The auteur, who broke out with the acclaimed 2011 psychological drama “Martha Marcy May Marlene,” has recruited two of the best actors working today to roost in “The Nest”: Jude Law (the “Sherlock Holmes” series) and Carrie Coon (“Gone Girl”). They soar to fantastic performances in Durkin’s painfully slow and overly elaborate film, but that’s hardly a surprise. Both standouts in the Marvel Cinematic Universe – Law played “Captain Marvel” foil Yon-Rogg, while Coon chewed scenery as Thanos henchwoman Proxima Midnight – they have a penchant for taking even small, relatively thankless roles and turning them into something special.
In Durkin’s 1980s-set drama, they play Allison and Rory, an affectionate but troubled couple who seem to be living the upwardly mobile American dream. She’s a horse trainer and he’s a commodities broker who one day announces that his financial prospects have dried up in the USA and he wants to return to England, where he plans to reunite with his former firm.
Allison is reluctant and skeptical; this is their fourth move in 10 years and will involve packing up and moving Samantha (Oona Roche), her teenage daughter from a previous relationship; Benjamin (Charlie Shotwell), their 10-year-old son; and Richmond, her prize thoroughbred stallion, across an entire ocean. But this is the ’80s and her mother (Wendy Crewson) urges Allison to leave the worrying to her husband, who goes ahead to find a place for the family to live in his native country.
Rory rents an ancient and sprawling country mansion that it quickly becomes clear they can’t afford. But they can’t really afford anything: It’s obvious that Rory is a high-class, sweet-talking, get-rich-quick-schemer who cares about nothing more than becoming fabulously wealthy – or at least spending money like he is.

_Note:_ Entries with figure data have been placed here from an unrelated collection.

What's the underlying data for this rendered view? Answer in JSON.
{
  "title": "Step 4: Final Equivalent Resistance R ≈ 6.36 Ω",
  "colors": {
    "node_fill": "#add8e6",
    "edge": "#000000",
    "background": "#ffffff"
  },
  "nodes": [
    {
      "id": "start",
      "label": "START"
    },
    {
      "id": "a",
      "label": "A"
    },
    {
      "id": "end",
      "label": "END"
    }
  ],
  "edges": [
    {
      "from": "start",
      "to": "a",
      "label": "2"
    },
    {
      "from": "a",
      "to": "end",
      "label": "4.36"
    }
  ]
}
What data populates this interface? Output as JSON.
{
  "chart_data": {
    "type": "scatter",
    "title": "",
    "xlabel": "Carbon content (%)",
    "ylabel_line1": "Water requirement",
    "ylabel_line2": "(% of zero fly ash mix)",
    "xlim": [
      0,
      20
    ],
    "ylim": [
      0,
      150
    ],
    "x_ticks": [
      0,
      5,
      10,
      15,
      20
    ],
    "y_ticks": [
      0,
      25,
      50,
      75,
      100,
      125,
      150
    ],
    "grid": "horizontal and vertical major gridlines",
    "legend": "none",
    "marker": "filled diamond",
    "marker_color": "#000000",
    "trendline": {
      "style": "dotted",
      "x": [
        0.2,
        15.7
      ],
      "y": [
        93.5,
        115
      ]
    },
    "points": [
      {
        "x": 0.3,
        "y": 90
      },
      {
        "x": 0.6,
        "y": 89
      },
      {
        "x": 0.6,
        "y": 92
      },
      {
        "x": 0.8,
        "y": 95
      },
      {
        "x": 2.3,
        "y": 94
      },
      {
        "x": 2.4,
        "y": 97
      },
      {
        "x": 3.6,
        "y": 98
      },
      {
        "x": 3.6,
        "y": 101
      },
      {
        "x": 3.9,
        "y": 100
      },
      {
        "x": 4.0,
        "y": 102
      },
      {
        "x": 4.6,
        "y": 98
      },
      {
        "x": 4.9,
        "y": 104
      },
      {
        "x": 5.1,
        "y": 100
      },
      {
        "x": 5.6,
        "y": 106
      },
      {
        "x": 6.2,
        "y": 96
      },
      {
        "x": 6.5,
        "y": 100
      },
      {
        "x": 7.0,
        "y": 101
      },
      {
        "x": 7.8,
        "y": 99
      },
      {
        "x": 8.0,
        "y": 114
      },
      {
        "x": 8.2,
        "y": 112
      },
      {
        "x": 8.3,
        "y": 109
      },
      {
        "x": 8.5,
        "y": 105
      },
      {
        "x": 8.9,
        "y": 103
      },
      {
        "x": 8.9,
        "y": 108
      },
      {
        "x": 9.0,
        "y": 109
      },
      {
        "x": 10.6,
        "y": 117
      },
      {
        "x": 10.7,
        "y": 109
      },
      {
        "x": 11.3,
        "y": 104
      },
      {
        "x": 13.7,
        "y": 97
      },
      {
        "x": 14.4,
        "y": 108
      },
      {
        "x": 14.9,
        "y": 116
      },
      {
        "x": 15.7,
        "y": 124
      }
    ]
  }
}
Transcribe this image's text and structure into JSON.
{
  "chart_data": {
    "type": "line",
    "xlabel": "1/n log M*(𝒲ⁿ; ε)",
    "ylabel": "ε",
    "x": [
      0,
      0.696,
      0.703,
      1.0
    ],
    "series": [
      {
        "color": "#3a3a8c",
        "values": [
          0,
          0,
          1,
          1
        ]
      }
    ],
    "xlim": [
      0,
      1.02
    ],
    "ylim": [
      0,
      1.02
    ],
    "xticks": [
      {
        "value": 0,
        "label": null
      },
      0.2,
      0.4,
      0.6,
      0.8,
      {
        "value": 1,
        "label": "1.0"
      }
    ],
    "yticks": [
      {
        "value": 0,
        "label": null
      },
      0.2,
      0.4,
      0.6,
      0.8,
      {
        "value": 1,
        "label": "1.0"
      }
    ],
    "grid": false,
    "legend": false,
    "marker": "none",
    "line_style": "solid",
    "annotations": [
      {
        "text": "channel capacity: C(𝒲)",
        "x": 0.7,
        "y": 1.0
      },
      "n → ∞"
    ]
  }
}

Long past holding onto any illusions about her husband, Allison works hard at her job, keeps a stash of cash hidden and quietly seethes and chain smokes over her spouse’s skeevy masquerade.
Durkin exactingly constructs these potentially dynamic characters, roosts them in a new environment, but then seems to have no idea what to do with them. Rory does his desperate yuppie thing, and the only suspense is just how hard he will hit bottom – and how big the blowup will be when Allison finally loses patience with the blatant rubbish he’s shoveling. Of the two, her character is much more intriguing to watch – the ill-used wife pushing back against societal expectations of submissiveness – and when “The Nest” leaves Coon, it loses altitude quickly.
None of the other characters are developed enough to hold interest, and Durkin’s lackluster dabbling in potentially supernatural trappings – hidden doors that mysteriously swing open, creaky sounds in shadowy corners, strange happenings with Allison’s horse – fail to convince. Although cinematographer Matyas Erdelyhouse and composer Richard Reed Parry (of Arcade Fire) put in solid work, the house never feels haunted, just ugly.
Despite the best efforts of his leading pair, Durkin’s “The Nest” never produces any substance to live within a promising setup.